2. The munition of claim 1 in which said firing mechanism is additionally actuated by impact of said explosive container.

3. A standoff munition comprising a perforated member housing, a plurality of perforated members in said housing, a flexible member passing successively through said perforated members, a removable arming element forming a portion of said housing and removable to permit said perforated members to fall downwardly, a dynamic arming element adapted to pull said flexible member through said perforated members to form the latter in longitudinally abutting relationship into a downwardly extending probe, and explosive firing mechanism actuated by impact of the lower tip of said probe, said probe being of length greater than the greatest dimension of said housing, said lower tip being rigidly spaced a predetermined distance beneath said firing mechanism, and said perforated members being disposed on said flexible member in said housing in spaced relationship to permit bending of said flexible member whereby all said perforated members may be accommodated within said housing.

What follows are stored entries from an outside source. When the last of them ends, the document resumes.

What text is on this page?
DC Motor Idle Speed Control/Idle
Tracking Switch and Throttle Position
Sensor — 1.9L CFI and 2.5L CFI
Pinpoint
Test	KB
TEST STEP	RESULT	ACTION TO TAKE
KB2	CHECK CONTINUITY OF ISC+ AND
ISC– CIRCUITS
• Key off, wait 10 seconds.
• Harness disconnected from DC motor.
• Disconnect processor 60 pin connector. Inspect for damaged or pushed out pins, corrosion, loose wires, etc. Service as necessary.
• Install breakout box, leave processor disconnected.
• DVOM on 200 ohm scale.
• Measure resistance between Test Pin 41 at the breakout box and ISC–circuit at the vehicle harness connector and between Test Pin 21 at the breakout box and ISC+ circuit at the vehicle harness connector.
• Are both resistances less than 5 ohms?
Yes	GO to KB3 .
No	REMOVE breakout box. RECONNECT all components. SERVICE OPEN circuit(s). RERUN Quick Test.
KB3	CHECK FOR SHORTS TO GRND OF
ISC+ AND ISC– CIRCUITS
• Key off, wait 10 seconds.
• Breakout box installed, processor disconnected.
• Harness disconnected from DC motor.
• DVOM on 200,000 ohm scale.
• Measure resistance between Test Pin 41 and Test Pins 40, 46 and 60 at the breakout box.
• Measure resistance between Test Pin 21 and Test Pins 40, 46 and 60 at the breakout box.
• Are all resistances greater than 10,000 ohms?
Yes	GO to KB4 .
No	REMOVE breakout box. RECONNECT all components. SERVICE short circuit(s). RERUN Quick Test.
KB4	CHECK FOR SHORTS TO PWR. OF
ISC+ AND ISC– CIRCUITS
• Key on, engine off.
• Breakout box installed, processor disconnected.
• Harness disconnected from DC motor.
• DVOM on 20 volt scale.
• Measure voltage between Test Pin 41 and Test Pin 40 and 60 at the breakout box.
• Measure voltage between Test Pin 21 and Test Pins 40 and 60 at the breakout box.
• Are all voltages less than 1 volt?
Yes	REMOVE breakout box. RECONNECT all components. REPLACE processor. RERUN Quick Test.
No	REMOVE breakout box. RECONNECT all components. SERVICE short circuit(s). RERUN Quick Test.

4. The munition of claim 3 in which firing prior to probe tip impact is ordinarily prevented by the pull of said dynamic arming element on said flexible member and is prevented in the event of munition upward movement relative to said dynamic arming element by a mechanical shoulder moved into position to prevent actuation of said firing mechanism upon the introduction thus of slack in said flexible member.

5. The munition of claim 3 in which said actuation means includes a firing pin lever, said firing pin lever and said elongated flexible member cooperating to permit movement of the latter relative to the former in a direction to remove said slack only.

6. The munition of claim 3 in which said perforated members are beads having mating protruding and recessed portions for increased rigidity.

7. The munition of claim 3 in which said perforated members are beads having a greater area at one end than at the other, said beads being arranged in alternating longitudinal orientation.

8. A standoff munition comprising a removable outer case, air drag means adapted to produce greater air resistance than the remainder of said munition, an elongated flexible member secured to said air drag means, a multiplicity of beads strung successively on said flexible member, stop means to limit upward movement of said beads when pulled by said flexible member, and explosive train actuation means, said flexible member being of length to include slack between at least some of said beads, whereby said flexible member may be bent therebetween, said beads and air drag means being disposed inside said removable outer case and freed upon removal thereof, whereupon said beads fall free and said air drag means through said flexible member form a probe of said beads in falling through the air, said actuation means being responsive to both upward forces imposed by said beads of said probe and downward forces imposed by said elongated flexible member of said probe.

9. The munition of claim 8 in which said air drag means is a parachute.